If some of the Starfleeters had broken free and debilitated the Klingons below, then time was against Kozara’s plan. The battle for possession of the ship was under way.
Time … time …
“Cardassia Prime in fifty-three minutes, Commander,” Klagh reported from the helm.
“Hold course and speed—”
The turbolift door swished open, and just as Gaylon turned, Morgan Bateson and that Klingon-sized first officer came charging out of the lift, brandishing hand phasers.

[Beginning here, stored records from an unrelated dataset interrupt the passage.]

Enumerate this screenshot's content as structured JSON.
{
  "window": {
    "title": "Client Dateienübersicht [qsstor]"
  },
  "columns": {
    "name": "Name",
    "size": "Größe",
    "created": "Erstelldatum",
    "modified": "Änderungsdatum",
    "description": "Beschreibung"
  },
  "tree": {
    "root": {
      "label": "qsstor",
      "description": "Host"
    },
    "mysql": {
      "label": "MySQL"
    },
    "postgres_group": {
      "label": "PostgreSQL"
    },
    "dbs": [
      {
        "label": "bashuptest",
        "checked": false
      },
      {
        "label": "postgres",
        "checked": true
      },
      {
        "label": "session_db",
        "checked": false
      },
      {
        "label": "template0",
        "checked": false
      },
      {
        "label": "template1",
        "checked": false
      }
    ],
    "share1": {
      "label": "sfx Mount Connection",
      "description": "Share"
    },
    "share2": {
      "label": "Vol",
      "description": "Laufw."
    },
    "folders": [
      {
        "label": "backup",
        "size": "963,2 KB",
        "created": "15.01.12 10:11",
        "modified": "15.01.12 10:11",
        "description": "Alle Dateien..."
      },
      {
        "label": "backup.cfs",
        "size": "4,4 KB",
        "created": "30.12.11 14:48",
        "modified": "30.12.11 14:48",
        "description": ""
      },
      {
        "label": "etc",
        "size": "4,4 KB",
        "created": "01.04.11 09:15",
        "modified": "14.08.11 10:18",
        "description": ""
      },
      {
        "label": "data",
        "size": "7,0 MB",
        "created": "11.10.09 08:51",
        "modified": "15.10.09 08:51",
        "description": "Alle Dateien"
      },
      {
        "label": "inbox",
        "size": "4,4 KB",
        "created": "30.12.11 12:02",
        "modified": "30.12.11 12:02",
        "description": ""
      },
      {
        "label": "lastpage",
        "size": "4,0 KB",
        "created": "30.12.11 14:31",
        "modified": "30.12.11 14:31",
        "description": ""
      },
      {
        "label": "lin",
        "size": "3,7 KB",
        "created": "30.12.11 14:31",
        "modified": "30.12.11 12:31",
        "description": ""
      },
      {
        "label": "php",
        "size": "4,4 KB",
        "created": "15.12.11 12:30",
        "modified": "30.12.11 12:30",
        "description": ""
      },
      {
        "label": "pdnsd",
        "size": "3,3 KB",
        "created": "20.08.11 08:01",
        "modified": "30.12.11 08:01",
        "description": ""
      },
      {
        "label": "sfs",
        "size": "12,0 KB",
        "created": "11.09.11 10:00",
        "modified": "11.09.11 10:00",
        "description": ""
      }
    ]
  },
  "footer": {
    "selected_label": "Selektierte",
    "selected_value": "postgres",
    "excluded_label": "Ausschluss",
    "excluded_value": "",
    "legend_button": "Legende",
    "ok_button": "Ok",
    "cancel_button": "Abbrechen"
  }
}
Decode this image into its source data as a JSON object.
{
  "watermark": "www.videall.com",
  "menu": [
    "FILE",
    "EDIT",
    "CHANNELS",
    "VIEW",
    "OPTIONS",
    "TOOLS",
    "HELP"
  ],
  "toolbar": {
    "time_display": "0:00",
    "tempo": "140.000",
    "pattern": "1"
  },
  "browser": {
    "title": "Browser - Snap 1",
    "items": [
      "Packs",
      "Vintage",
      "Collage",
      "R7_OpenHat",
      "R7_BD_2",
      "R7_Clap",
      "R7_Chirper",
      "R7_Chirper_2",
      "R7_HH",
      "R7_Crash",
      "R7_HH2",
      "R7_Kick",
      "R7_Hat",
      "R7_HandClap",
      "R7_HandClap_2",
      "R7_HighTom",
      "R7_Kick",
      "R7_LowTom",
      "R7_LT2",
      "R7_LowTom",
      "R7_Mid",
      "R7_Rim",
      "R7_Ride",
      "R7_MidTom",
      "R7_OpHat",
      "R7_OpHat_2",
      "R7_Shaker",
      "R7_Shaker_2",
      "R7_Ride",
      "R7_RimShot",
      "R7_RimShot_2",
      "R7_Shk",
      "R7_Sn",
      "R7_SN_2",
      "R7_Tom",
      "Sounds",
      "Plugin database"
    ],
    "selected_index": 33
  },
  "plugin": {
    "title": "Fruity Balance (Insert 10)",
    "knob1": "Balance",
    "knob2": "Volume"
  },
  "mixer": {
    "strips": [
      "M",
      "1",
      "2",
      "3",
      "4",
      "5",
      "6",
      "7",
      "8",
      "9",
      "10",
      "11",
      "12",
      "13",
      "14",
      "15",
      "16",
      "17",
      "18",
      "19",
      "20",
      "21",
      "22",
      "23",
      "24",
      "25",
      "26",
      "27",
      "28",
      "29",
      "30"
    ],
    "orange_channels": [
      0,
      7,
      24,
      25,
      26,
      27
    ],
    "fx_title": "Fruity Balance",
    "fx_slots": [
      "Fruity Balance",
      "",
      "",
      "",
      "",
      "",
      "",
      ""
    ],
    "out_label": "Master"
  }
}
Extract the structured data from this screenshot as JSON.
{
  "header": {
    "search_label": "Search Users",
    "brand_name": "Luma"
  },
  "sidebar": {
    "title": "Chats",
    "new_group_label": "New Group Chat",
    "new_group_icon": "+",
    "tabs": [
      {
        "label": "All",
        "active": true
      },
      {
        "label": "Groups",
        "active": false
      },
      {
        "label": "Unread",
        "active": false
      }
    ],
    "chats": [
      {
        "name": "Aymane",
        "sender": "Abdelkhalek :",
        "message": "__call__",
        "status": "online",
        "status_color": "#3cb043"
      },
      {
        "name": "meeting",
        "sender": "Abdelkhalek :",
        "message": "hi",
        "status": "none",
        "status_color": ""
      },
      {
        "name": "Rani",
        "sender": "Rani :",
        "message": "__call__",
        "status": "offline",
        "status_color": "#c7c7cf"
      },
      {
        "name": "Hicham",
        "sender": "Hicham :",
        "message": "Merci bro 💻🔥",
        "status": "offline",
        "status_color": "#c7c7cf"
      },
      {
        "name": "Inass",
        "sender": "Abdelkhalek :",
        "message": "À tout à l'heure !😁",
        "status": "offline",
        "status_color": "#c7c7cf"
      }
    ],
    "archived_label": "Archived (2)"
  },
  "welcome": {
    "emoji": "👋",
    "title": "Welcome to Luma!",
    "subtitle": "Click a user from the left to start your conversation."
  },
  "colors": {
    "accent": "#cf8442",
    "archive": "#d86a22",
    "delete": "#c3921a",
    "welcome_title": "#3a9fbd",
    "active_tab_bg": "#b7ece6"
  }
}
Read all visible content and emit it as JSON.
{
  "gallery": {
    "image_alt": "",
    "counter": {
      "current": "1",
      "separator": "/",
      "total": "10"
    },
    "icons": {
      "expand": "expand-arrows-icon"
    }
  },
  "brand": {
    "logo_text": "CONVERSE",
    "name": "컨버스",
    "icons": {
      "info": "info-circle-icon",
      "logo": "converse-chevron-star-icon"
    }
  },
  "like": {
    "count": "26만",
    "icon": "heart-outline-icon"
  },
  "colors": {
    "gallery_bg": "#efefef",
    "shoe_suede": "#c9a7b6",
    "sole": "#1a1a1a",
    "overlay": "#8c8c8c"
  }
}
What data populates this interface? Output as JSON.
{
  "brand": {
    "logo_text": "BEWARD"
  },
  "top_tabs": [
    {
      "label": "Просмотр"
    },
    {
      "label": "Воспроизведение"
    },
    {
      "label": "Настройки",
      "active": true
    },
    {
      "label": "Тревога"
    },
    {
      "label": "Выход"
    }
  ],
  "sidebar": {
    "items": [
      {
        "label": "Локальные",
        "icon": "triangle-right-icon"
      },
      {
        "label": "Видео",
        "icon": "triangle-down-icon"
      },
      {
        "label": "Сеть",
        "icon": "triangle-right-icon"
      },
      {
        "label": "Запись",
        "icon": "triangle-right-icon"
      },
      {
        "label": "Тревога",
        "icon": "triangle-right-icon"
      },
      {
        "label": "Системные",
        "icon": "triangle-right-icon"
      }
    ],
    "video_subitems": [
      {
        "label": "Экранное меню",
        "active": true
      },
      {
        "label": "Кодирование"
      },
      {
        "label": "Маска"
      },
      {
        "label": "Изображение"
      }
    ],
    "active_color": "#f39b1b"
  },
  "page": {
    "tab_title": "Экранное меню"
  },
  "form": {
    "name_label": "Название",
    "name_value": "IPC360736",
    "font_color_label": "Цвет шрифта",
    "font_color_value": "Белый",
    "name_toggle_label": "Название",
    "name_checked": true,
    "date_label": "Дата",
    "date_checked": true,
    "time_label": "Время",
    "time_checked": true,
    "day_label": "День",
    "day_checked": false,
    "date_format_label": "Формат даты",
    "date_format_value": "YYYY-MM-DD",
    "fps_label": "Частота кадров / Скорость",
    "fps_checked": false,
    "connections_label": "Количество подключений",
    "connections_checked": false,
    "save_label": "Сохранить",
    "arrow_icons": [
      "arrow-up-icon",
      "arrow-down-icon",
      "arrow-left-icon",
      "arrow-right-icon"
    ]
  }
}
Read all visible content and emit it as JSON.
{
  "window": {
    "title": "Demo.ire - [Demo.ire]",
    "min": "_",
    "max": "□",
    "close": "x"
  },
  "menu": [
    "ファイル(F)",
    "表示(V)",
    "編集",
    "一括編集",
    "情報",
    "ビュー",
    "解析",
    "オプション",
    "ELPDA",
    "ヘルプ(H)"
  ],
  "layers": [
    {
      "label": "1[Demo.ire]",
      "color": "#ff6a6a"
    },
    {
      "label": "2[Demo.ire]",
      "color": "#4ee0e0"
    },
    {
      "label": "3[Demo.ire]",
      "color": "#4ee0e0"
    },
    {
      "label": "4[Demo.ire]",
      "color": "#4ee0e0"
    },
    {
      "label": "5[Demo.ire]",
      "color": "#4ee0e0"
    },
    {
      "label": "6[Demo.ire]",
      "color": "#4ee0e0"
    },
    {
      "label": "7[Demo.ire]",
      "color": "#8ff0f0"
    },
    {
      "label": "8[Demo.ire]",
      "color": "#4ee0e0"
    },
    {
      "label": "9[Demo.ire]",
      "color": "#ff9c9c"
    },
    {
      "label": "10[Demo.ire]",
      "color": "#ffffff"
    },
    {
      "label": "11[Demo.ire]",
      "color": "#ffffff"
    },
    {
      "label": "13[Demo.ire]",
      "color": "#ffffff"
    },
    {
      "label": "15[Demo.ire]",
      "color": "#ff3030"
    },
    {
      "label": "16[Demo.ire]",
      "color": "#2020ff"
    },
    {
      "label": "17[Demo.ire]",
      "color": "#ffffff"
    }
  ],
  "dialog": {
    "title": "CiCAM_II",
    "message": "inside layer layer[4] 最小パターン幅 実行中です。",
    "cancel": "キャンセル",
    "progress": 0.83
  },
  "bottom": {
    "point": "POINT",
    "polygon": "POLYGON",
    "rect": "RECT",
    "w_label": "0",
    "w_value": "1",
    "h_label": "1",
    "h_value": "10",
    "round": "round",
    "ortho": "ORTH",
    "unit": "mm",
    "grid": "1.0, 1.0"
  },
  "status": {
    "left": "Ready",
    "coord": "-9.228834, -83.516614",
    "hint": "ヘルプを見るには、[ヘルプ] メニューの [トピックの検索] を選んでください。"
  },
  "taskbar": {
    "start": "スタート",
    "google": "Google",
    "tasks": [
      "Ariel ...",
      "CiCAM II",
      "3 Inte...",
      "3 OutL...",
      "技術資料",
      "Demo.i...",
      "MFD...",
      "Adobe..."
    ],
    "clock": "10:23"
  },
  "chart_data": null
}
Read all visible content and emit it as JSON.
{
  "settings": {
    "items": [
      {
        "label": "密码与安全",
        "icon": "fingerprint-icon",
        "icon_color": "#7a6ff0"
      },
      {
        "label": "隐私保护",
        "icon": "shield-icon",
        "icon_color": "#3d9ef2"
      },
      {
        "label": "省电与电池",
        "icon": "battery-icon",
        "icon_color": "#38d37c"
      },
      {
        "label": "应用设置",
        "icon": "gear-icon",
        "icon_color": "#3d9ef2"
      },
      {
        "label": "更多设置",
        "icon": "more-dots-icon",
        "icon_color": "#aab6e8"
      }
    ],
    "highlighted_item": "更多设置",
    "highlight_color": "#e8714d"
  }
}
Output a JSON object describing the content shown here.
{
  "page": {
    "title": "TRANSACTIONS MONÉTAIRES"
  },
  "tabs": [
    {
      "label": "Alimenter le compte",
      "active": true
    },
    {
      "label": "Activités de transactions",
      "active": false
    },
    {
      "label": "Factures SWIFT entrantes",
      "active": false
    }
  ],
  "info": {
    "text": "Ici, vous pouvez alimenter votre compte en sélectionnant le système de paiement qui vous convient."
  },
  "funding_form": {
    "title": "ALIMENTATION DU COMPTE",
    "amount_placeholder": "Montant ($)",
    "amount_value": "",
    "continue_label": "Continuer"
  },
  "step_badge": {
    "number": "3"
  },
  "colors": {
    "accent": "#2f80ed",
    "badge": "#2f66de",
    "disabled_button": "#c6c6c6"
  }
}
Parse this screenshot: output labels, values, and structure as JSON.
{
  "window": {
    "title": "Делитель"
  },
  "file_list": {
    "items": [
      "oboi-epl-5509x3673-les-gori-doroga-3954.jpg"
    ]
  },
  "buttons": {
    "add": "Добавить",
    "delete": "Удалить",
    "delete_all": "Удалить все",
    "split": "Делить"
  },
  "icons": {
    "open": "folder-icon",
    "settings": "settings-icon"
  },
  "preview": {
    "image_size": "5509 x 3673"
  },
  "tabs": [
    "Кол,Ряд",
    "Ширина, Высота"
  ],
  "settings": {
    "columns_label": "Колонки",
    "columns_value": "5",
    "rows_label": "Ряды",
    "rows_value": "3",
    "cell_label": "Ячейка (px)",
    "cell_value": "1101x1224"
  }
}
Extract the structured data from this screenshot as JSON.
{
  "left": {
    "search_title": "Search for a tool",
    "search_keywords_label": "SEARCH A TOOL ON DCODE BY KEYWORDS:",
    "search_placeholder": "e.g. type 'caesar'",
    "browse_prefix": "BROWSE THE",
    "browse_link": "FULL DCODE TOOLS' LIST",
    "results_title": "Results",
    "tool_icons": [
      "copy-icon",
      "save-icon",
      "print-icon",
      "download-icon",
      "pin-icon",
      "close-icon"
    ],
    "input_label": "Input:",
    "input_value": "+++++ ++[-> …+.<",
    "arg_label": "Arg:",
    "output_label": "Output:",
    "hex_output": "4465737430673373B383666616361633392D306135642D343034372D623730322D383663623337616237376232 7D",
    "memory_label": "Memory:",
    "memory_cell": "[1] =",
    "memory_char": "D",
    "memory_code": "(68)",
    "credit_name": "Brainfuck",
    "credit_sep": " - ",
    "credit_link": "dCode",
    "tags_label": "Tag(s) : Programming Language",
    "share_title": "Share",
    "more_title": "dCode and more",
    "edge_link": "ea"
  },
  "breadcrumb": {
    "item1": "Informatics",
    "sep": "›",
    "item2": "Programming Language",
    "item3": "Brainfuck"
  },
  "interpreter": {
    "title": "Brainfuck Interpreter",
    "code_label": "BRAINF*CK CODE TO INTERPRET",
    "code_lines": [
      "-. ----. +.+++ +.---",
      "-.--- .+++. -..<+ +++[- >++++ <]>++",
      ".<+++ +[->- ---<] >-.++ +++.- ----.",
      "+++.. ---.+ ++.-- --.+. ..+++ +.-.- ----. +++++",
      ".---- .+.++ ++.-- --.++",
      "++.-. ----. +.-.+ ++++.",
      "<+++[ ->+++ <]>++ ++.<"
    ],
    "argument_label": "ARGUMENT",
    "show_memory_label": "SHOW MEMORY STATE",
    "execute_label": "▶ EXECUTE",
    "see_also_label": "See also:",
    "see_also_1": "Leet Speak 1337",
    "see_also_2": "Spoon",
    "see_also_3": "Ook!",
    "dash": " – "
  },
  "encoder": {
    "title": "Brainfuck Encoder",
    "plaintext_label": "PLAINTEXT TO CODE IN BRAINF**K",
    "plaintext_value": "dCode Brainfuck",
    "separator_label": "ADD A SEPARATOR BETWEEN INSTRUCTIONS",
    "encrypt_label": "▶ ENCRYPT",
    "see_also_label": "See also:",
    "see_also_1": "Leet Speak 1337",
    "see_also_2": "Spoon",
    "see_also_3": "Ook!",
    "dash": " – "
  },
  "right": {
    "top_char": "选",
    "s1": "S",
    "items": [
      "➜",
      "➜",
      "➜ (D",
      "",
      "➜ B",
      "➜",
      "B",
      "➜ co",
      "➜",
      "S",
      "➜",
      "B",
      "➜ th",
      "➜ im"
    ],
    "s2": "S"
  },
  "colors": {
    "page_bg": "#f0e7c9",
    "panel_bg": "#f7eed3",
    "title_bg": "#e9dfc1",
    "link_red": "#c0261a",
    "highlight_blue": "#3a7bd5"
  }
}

Where had they gotten charged hand phasers?
The question dominated Gaylon’s mind as he and three of his crewmates met the two angry men at the back of the bridge. The first officer fired, and took down two Klingons in what appeared to be phaser stun.
Stun! So they wanted to fight hand-to-hand. Gaylon joyfully lowered his disruptor and lashed out with a boot, tripping Bateson and sending him sprawling along the upper deck. Bateson’s phaser spun out of his hand.